Les adversaires des fonds de pension y puiseront sans doute des arguments. Mais Swisscom ne semble pas guettée par les états d'âme. Le système interne d'épargne retraite y a été institué à la fin des années 90. ComPlan, la caisse maison, s'inscrit d'ailleurs dans une tendance montante en Suisse. Plusieurs groupes - dont Novartis, Nestlé ou l'Union des banques suisses - ont pris leurs distances avec le système fédéral public de retraite complémentaire. Ce "deuxième pilier", public ou pri- vé, obligatoire depuis 1985, s'ajoute à l'assurance vieillesse publique, mais son rendement baisse avec l'évolution démographique.

Alors que dans les grands groupes, la prise d'autonomie a souvent consisté à compléter le deuxième pilier par un fonds de pension spécifique, Swisscom lui a entièrement substitué son propre système, qui inclut la prévoyance santé. L'entreprise calcule ses prestations en fonction de ses propres risques. Elle y trouve un intérêt financier, compte tenu de sa pyramide des âges : 70 % des assurés ont moins de 44 ans.

Conseil de fondation paritaire

« Nous avons largement fait appel à la retraite anticipée lors de nos récentes restructurations », rappelle Christian Neuhaus, porte-parole de Swisscom. L'entreprise a supprimé 5 000 postes en quatre ans et compte aujourd'hui 17 000 salariés en Suisse et un peu plus de 20 000 affiliés à ComPlan. Les licenciés âgés ont pu obtenir la somme qu'ils auraient touchée à leur départ à l'âge légal.

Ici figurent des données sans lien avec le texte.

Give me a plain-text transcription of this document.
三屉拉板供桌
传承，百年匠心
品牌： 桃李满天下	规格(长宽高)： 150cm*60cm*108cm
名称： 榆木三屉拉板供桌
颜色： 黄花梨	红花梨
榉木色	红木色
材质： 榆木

Plutôt que de sous-traiter à une compagnie d'assurance, ce qui est souvent la règle, le groupe s'est constitué son propre portefeuille en actions, obligations, liquidités et fonds immobiliers. Sa gestion est placée sous la tutelle d'un conseil de fondation paritaire où siègent sept représentants de l'employeur et autant des salariés. La cotisation, assise sur le salaire annuel, comprend une part fixe garantie par l'employeur de 4 %. Le reste varie en fonction des tranches d'âge et des gammes de prestations. Le salarié peut y consacrer jusqu'à 20 % de son salaire.